Sus «cartas credenciales», su pasaporte, son sus cartas (letters), sus poemas escritos siempre al socaire de una circunstancia, en el filo o en el perfil de los hechos interiores. Y esos poemas personalísimos, casi personas ellos mismos, no sabrían, no podrían prescindir de las personas. Entonces, las cartas llegan –llueven– con cualquier pretexto, pero vienen, en realidad, como las mujeres en el dogma participan del oficio litúrgico, en silencio: sombras taciturnas, sombras intactas, en honor de la luz, en honor del pan. Sobra decir que José Kozer no habría podido inventar ese país de letras –esa otra patria de palomas mensajeras– sin el concurso de sus amigos, y que acaso entre en plena posesión de su sombra –y de la sombra de su sombra– a través de la Korrespondencia, escrita desde luego, con K. Bajo esta K se agolpa el jubiloso vocerío de una feliz obra subterránea que corre como un río oculto bajo los sobres y los buzones. Pero bajo esta construcción alienta asimismo un estilo de vida: y es la carta como el aliento del poeta en el cuello del lector de sus poemas.

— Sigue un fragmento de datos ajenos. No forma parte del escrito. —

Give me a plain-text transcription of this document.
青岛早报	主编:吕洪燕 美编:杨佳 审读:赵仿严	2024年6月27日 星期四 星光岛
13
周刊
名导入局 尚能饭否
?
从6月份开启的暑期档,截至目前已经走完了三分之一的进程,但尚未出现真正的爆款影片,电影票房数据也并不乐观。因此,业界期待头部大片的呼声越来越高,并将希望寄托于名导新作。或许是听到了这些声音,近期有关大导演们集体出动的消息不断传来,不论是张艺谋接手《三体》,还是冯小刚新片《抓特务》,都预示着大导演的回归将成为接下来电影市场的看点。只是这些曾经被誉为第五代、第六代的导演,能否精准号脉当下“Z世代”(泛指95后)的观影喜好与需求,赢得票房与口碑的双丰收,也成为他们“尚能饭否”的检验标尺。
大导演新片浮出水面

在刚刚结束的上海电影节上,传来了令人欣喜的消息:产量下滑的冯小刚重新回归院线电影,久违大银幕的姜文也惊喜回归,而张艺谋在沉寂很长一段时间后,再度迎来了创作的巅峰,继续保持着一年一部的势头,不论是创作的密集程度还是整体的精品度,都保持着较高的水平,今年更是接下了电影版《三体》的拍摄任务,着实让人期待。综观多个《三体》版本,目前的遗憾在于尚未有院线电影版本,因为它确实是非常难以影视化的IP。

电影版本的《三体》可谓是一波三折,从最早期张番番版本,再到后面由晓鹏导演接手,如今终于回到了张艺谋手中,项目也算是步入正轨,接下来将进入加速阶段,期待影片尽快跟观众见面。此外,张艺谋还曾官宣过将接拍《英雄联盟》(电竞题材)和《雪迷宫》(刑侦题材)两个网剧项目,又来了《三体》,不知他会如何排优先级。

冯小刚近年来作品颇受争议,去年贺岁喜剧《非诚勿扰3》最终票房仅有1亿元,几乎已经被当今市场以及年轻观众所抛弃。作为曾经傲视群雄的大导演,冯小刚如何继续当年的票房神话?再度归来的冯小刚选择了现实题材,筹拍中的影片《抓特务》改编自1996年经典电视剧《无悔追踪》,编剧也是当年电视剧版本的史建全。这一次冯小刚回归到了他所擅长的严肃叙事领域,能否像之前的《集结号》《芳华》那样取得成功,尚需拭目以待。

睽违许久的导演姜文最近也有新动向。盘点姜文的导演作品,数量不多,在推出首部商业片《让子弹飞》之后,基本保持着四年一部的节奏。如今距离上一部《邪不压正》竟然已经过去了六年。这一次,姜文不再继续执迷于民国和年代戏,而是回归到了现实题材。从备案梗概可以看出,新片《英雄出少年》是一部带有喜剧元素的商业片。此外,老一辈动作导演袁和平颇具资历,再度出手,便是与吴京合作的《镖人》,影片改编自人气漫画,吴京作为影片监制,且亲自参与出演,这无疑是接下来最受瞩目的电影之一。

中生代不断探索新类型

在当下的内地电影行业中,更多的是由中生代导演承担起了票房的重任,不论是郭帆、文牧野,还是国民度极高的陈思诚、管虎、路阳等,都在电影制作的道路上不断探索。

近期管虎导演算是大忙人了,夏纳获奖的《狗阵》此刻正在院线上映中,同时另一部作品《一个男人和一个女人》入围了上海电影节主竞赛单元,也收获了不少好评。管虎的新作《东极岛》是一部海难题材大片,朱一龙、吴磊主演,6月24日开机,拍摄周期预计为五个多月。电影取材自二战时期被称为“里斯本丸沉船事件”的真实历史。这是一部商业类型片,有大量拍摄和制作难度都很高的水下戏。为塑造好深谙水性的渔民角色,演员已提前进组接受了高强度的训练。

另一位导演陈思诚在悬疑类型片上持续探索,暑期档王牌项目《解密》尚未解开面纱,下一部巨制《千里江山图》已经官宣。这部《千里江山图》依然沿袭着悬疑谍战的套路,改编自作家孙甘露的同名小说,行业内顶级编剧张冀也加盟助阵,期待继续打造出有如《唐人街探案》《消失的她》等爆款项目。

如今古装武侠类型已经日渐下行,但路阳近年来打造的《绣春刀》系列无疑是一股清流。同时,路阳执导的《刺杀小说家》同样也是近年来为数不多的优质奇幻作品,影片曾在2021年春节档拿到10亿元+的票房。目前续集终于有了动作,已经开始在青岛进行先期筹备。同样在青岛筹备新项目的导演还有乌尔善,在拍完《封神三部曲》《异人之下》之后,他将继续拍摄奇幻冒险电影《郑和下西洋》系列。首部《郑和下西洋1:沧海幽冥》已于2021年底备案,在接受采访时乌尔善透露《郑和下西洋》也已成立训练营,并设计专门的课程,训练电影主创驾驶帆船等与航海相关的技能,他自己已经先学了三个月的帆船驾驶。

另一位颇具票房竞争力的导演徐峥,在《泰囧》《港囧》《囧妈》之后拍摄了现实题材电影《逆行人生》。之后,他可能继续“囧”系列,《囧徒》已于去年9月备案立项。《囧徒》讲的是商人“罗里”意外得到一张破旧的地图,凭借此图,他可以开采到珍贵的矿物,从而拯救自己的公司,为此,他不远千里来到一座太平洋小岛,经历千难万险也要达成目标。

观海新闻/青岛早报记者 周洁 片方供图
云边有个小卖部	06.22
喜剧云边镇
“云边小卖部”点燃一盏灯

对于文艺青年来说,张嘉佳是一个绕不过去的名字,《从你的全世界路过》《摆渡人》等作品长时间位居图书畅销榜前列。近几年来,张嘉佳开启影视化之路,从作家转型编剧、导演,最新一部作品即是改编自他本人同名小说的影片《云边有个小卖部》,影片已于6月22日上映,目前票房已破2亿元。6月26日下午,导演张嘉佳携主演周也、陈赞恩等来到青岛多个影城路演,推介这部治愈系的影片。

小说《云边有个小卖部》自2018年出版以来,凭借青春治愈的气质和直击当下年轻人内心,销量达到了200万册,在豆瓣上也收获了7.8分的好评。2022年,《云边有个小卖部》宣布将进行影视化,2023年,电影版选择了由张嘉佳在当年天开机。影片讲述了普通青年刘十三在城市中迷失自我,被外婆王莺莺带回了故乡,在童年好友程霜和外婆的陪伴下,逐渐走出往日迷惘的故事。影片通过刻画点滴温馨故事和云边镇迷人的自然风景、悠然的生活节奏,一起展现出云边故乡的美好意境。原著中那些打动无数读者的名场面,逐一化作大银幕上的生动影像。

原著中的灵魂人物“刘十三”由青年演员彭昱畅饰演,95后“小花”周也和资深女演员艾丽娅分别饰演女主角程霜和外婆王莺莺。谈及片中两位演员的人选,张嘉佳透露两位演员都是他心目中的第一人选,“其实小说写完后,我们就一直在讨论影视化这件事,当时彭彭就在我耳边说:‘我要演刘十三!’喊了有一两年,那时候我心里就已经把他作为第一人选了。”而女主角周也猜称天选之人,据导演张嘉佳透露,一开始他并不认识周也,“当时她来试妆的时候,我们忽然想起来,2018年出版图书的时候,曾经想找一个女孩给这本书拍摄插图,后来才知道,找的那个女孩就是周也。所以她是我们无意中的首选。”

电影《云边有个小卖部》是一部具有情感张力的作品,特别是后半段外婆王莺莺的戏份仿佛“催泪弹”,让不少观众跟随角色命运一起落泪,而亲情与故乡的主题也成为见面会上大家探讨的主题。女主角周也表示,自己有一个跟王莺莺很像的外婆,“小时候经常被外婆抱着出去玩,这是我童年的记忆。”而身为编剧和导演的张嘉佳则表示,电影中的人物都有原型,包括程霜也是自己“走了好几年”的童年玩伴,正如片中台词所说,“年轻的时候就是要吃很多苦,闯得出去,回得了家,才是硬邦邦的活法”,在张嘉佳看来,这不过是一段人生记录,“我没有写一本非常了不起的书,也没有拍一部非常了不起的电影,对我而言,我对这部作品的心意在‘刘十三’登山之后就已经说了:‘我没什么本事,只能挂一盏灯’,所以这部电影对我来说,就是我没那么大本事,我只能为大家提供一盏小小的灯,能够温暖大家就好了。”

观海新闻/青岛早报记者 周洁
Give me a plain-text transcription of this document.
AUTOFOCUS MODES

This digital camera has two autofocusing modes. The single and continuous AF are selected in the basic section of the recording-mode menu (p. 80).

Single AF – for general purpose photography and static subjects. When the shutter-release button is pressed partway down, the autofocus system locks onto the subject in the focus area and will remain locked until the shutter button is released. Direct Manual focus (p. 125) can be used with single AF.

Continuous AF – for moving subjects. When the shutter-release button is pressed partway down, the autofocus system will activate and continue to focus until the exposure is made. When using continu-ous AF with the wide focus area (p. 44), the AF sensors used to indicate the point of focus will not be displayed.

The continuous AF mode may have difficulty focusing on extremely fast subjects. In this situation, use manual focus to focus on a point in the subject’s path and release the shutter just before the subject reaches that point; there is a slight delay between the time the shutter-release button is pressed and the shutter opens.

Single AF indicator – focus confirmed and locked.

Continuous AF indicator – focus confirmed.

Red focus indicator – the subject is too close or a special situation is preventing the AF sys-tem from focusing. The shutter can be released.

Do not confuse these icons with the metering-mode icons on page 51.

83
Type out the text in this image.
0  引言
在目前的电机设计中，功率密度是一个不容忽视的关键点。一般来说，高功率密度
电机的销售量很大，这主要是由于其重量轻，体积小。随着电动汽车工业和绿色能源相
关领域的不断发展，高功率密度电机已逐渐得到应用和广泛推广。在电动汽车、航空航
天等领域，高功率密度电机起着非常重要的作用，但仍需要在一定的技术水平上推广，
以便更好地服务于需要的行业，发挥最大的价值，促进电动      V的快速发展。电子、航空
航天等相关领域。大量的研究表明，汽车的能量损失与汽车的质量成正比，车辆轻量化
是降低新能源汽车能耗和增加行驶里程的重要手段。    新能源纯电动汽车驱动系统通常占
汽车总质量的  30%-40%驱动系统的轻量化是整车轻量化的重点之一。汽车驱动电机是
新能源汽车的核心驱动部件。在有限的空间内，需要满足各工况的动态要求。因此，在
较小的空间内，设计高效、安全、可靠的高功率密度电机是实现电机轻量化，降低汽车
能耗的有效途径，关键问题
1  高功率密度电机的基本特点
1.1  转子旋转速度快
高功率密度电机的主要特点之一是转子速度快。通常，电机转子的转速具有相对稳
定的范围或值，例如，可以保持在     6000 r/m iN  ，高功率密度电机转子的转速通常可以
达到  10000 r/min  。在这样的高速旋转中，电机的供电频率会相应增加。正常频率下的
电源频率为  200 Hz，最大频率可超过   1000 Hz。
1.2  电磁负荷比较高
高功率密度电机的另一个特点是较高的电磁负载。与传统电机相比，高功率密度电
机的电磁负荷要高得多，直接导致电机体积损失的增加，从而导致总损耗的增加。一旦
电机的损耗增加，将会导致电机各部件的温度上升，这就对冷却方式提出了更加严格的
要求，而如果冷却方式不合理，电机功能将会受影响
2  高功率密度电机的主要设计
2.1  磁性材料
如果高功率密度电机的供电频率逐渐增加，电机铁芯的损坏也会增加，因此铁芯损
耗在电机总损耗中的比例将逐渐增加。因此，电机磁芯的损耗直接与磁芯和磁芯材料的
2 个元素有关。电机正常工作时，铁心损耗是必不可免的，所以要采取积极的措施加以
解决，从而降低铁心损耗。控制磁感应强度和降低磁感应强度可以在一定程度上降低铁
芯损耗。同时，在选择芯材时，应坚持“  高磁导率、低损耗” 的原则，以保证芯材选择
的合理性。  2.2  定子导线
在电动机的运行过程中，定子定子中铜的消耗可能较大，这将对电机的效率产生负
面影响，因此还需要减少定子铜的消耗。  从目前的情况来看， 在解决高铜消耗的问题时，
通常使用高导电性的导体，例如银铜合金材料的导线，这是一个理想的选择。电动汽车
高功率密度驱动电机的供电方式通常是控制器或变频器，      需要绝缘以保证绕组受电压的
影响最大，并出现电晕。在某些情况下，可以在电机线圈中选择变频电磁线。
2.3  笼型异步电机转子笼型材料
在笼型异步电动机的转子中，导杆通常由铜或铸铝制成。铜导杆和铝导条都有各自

Bajo esta K, entonces, la gratitud al gran poeta que le ha enseñado al ensayista el difícil arte de la correspondencia y algo más: la conciencia de que cada palabra es preciosa como el tiempo que nos deletrea y que nuestro país genuino, para nosotros, los escritores, es –nada más, nada menos– los amigos que nos leen, los amigos que nos escriben y que nos mandan, junto con sus frutos y semillas, un puñado de tierra interior.

Una primera versión de este texto apareció publicada en el volumen América sintaxis (Aldus, 2000) con el título «Bajo esta K».